More about the axial anomaly on the lattice

TL;DR

This paper investigates the structure of the axial anomaly on finite-size lattices using Ginsparg-Wilson Dirac operators, showing its robustness and similarity to the infinite lattice case for both abelian and non-abelian gauge groups.

Contribution

It demonstrates that the axial anomaly structure on finite lattices mirrors that on infinite lattices, supported by cohomological analysis and a conjecture for non-abelian groups.

Findings

Anomaly structure persists on finite lattices for U(1) gauge group.

Proposes a conjecture for non-abelian gauge groups' anomaly form.

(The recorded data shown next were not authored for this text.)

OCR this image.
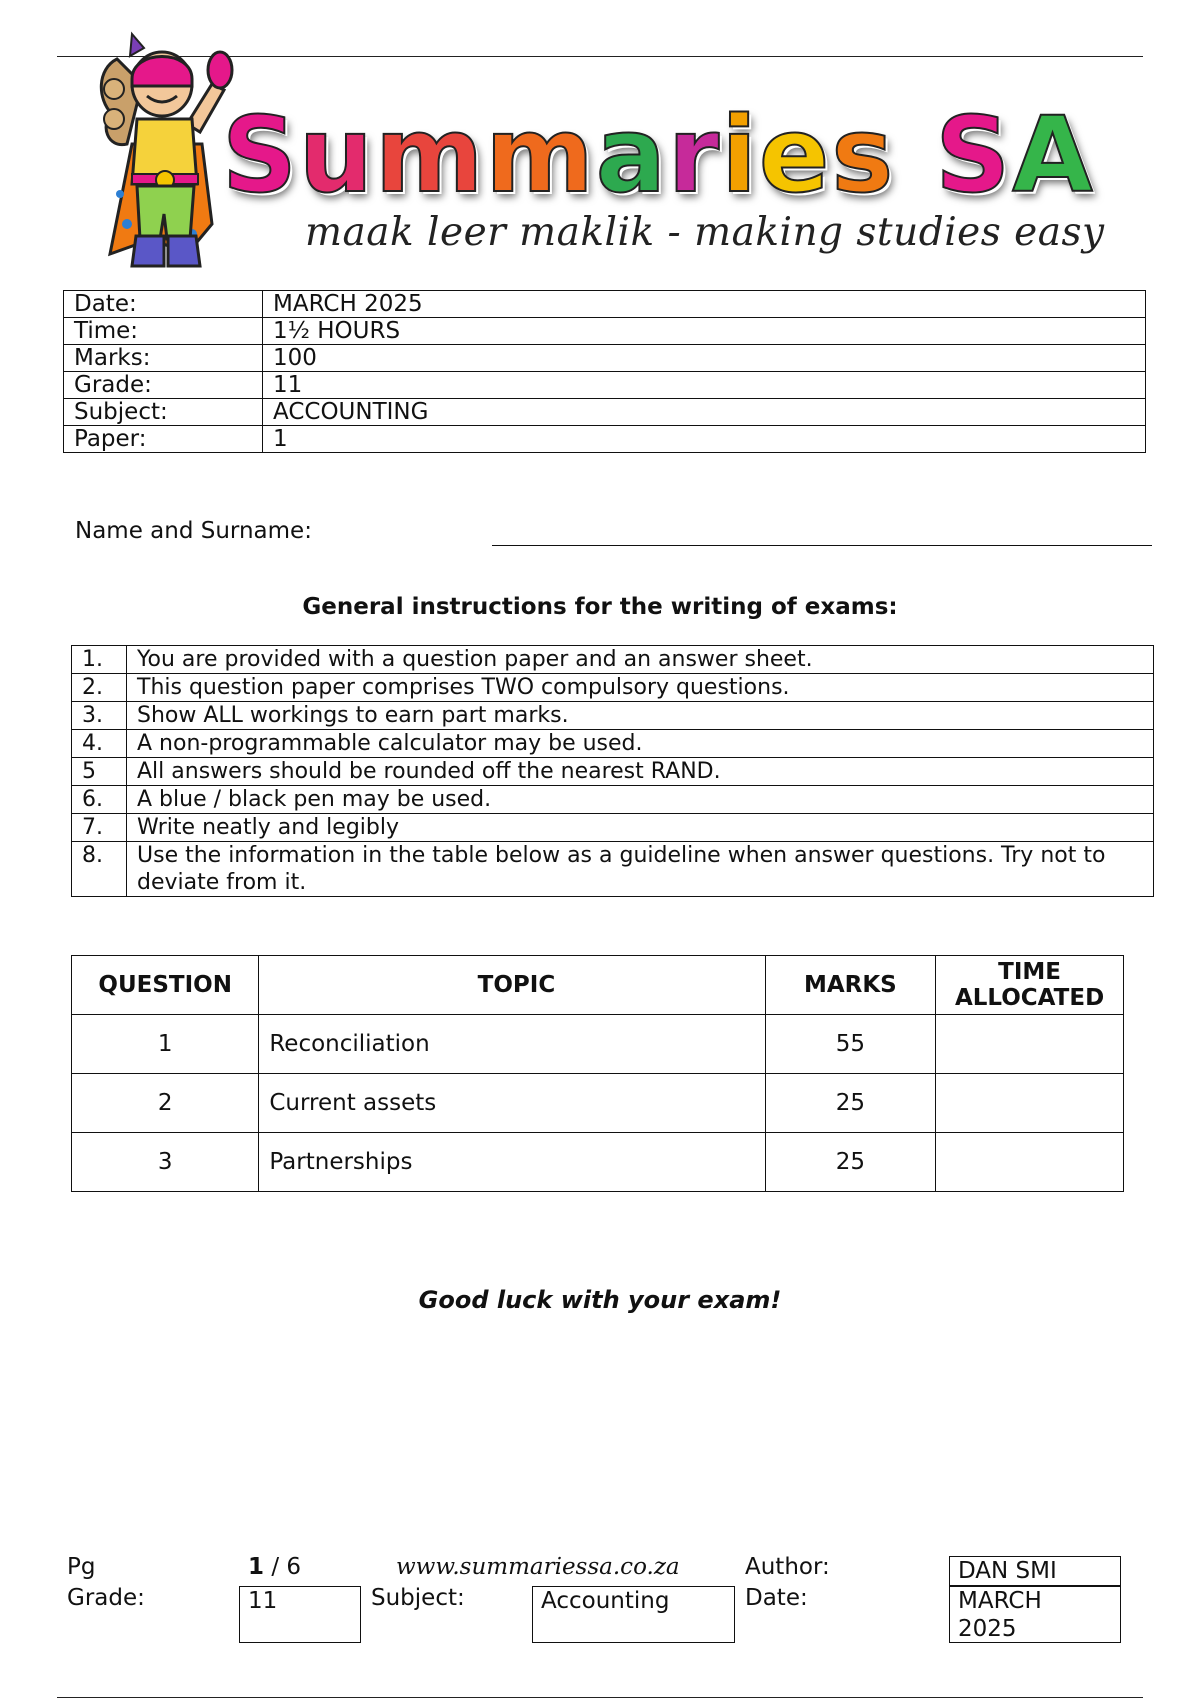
Summaries SA
maak leer maklik - making studies easy
Date:	MARCH 2025
Time:	1½ HOURS
Marks:	100
Grade:	11
Subject:	ACCOUNTING
Paper:	1
Name and Surname:
General instructions for the writing of exams:
1.	You are provided with a question paper and an answer sheet.
2.	This question paper comprises TWO compulsory questions.
3.	Show ALL workings to earn part marks.
4.	A non-programmable calculator may be used.
5	All answers should be rounded off the nearest RAND.
6.	A blue / black pen may be used.
7.	Write neatly and legibly
8.	Use the information in the table below as a guideline when answer questions. Try not to deviate from it.
QUESTION	TOPIC	MARKS	TIME
ALLOCATED

1	Reconciliation	55	
2	Current assets	25	
3	Partnerships	25	
Good luck with your exam!
Pg	1 / 6	www.summariessa.co.za	Author:	DAN SMI
Grade:	11	Subject:	Accounting	Date:	MARCH
2025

Anomaly structure remains robust under finite ultraviolet and infrared cutoffs.

Abstract

We study the axial anomaly defined on a finite-size lattice by using a Dirac operator which obeys the Ginsparg-Wilson relation. When the gauge group is U(1), we show that the basic structure of axial anomaly on the infinite lattice, which can be deduced by a cohomological analysis, persists even on (sufficiently large) finite-size lattices. For non-abelian gauge groups, we propose a conjecture on a possible form of axial anomaly on the infinite lattice, which holds to all orders in perturbation theory. With this conjecture, we show that a structure of the axial anomaly on finite-size lattices is again basically identical to that on the infinite lattice. Our analysis with the Ginsparg-Wilson Dirac operator indicates that, in appropriate frameworks, the basic structure of axial anomaly is quite robust and it persists even in a system with finite ultraviolet and infrared cutoffs.